Mais Suassuna

Texto de Ricardo Barberena sobre Ariano Suassuna, publicado no jornal Zero Hora, de 16/6/2007.


O reino pedregoso de Suassuna

Lembro-me do contraste entre o respeitoso silêncio e as sonoras gargalhadas numa tarde no Salão de Atos da UFRGS. Tratava-se da aula inaugural do ano de 1996. O motivador desses espasmos de comicidade e admiração era Ariano Suassuna. Como se fosse um Quixote sertanejo, o escritor hipnotizou uma platéia de quase dois mil alunos com a sua técnica de encantamento que remonta aos primórdios da experiência literária: a arte de narrar histórias.

Nessa atmosfera de oralidade impregnada de sentidos míticos e mágicos anticartesianos, perpetua-se um espírito poético oriundo do cordel nordestino que introduz um sertão sonhoso e brutal. Suassuna instaura uma enigmática territorialidade na qual emergem deuses e diabos, sob a lei do acaso e da fatalidade. Esses seres-ameaçadores resultam de um sopro de imaginação que produz sentidos desérticos e espinhentos de uma terra-fera: o reino sertanejo do delírio e do sacrifício. Enraizada numa sagração onírica, a narrativa também propõe um diálogo entre o Nordeste e a Península Ibérica através de um audacioso projeto estético que intercambia a poesia oral com as imagens e os sons armoriais. Herdeiro da heráldica medieval, o Movimento Armorial nasce com o objetivo de salvaguardar um manancial de insígnias, brasões e bandeiras que constituem a força imagística da cultura popular (dos estandartes de maracatus às bandeiras de clubes de futebol). Ariano acabou desencadeando uma nova conceptualidade no interior da arte brasileira que navega entre iluminuras arabescas e acordes de rabeca. O escritor paraibano busca uma abertura de significados que convidam o leitor a reconstruir uma tradição literária marcada por uma cosmovisão de elementos híbridos e (pluri) historiográficos: o texto cômico de Plauto, os figurantes da commedia dell'arte, as histórias coletivas da falação cotidiana.
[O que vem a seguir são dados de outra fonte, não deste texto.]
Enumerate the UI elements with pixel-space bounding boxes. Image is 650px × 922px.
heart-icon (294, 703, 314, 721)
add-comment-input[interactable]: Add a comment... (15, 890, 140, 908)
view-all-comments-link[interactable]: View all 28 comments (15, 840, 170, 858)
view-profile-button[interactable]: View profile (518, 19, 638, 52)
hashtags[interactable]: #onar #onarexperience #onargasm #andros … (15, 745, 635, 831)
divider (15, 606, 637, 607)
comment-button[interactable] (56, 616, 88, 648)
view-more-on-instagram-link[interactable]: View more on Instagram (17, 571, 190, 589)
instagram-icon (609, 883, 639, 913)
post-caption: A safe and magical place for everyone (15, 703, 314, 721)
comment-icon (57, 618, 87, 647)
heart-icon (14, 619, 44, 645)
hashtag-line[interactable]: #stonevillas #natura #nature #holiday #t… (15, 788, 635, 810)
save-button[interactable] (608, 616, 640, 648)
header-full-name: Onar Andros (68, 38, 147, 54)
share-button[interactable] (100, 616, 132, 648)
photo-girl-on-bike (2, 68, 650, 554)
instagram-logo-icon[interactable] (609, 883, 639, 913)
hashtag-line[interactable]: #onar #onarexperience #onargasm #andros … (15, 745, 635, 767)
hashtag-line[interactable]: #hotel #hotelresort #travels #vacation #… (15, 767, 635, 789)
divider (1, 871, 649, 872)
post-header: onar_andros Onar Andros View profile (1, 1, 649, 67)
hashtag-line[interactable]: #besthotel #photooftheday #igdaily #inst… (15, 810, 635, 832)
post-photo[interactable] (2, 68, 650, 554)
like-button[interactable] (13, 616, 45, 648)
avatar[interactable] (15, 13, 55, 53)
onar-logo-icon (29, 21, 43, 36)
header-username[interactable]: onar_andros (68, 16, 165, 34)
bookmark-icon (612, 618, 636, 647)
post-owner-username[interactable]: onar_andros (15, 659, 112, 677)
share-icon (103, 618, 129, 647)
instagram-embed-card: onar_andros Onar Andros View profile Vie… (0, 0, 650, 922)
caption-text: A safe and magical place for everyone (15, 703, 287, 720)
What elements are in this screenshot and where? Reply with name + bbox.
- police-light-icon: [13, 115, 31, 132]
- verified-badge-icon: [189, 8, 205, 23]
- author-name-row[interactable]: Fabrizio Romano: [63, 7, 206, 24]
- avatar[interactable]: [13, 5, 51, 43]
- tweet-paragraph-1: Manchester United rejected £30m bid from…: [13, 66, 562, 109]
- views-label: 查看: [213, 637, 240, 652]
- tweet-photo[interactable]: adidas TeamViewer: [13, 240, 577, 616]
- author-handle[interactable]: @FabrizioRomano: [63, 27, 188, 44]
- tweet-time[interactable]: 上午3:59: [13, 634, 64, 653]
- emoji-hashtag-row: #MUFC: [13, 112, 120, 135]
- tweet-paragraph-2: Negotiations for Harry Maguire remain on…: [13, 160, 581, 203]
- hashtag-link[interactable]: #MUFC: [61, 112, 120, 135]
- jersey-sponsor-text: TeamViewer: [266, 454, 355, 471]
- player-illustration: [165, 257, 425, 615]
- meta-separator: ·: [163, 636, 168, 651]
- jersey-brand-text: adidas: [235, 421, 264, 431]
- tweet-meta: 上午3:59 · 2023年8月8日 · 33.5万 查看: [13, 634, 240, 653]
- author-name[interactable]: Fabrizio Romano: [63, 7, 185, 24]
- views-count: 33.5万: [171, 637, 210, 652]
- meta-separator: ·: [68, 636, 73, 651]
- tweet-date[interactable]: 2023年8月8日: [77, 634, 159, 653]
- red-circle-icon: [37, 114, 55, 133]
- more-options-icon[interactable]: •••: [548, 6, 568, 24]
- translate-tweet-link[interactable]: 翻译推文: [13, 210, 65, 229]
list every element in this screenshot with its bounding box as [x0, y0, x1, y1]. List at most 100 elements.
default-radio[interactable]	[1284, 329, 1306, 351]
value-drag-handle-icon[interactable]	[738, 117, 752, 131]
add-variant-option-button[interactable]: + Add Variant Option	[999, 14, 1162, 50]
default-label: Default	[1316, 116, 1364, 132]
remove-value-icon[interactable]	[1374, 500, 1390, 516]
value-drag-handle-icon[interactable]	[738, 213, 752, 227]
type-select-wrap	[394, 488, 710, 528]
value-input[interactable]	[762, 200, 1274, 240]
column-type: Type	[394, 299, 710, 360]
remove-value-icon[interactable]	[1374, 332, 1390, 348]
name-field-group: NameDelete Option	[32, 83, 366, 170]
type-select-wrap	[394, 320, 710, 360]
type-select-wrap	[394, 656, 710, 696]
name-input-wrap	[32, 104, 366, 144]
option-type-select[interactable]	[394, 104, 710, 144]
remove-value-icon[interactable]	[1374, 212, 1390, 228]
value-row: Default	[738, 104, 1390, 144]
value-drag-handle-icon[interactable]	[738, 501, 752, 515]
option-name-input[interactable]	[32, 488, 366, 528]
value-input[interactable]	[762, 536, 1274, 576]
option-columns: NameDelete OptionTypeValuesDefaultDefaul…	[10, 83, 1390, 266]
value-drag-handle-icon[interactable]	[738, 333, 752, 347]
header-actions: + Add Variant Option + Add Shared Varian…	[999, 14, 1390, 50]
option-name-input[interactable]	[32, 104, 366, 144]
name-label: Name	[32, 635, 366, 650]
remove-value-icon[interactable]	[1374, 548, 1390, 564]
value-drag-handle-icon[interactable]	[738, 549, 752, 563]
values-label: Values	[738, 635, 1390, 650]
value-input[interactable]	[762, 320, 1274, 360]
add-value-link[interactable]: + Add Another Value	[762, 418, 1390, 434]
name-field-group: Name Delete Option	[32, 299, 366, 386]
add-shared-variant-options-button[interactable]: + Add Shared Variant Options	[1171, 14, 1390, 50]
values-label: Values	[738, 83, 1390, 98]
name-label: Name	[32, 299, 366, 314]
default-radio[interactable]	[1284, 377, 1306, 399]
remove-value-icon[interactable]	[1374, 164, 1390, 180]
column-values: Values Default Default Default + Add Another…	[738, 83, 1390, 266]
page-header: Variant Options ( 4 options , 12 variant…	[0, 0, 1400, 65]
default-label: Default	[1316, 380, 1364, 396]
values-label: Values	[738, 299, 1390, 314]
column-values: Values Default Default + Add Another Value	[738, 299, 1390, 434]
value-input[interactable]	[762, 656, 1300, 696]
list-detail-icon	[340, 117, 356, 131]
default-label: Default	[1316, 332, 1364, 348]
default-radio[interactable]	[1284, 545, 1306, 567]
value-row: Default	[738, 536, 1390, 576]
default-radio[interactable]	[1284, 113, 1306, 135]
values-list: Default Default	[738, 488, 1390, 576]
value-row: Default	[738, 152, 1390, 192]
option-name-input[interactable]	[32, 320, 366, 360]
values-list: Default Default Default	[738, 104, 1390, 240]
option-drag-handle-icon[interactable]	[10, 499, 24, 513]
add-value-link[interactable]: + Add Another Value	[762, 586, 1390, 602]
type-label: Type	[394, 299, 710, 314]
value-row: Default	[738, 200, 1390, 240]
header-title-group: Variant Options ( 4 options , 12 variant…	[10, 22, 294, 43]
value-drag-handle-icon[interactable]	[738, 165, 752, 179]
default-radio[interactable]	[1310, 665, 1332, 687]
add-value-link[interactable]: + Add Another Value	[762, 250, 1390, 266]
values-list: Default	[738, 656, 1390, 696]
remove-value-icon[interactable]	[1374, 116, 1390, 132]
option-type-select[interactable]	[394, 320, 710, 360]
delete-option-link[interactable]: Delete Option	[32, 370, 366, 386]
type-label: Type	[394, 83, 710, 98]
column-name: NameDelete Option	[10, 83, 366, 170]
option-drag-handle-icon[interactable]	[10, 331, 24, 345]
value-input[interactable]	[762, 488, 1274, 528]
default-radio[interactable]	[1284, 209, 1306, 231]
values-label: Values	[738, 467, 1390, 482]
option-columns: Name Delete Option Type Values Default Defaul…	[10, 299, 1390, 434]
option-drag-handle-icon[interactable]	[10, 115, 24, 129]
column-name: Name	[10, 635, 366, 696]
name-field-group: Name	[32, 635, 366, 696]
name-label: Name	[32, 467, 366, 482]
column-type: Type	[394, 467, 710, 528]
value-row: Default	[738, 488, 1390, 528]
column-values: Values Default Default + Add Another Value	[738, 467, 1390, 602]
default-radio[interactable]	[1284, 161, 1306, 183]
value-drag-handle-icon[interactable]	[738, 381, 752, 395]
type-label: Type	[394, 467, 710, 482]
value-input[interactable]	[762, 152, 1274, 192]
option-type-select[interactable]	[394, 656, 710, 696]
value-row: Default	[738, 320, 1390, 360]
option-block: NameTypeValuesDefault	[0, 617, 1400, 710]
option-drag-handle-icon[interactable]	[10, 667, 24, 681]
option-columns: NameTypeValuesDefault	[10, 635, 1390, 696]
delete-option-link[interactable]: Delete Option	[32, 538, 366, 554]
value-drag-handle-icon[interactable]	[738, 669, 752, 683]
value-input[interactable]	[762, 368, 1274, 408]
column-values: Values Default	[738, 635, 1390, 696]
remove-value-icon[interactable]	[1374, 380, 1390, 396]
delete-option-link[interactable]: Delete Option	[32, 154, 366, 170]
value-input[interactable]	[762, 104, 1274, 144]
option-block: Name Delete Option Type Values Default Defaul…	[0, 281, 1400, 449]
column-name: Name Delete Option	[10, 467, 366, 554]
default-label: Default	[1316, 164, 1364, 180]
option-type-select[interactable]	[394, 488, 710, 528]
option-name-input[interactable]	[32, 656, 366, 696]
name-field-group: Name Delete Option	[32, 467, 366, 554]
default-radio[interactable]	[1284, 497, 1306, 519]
O Romance d'A Pedra do Reino e o Príncipe do Sangue do Vai-e-Volta, publicado em 1971, talvez seja o mais audacioso livro de Suassuna. A obra se configura como uma epopéia satírica e apocalíptica, constituída por alucinações e desventuras de uma espécie de cronista-fidalgo (Pedro Dinis Ferreira Quaderna). O romance-memorial-poema-folhetim se apresenta dividido em folhetos que focalizam a prometida volta de dom Sebastião por meio de um banho de sangue nas pedras do Reino sertanejo. Na crueza espinhenta e indomada da ressurreição do mito, nasce a esperança da contemplação de um reino presentificado por duas enormes pedras onde pingos prateados brilham ao sol. Como esfinges a serem decifradas, as pedras trazem consigo o mistério nordestino de uma metamorfose visceral: como o fraco se torna forte, como o real se torna fantasia, como a memória se torna lenda. Segundo Quaderna, "Deus fala por meio das pedras". Assim, é preciso que ouçamos esse pedregoso discurso que brota da tênue separação entre a anedota tragicômica e o lamento da desesperança lírica. Os enigmas do Reino estão camuflados nas pedras que resistem ao tempo, simbolizando a força de uma cultura armorial-popular brasileira que, formada pelo sangue dos seus heróis, profetas e santos, permanece renovada na escrita de Ariano. Entre o riso, o sonho e o desvairio, evidencia-se, portanto, a representação de uma brasilidade que mergulha num mundo maravilhoso, orquestrado pelas suturas razão-desrazão e homem-pedra. O sertão continua sendo o lugar do encontro com deuses ancestrais, pedrificando-se como uma fonte perpétua de mitologizações populares.

Uma das lições aprendidas no interior da pedra é a capacidade de dizer sim à vida, apesar da aridez das mortes trágicas, da secura da alma rachada do sertanejo. Nesse rochedo de narrativas, a pedra aprisiona e adormece. Que Ariano continue trilhando esse pedregoso reino da imaginação, encastelado no canto improvisado, no folheto, no romance, nas danças populares, no espetáculo de marionetes, nas histórias sem dono.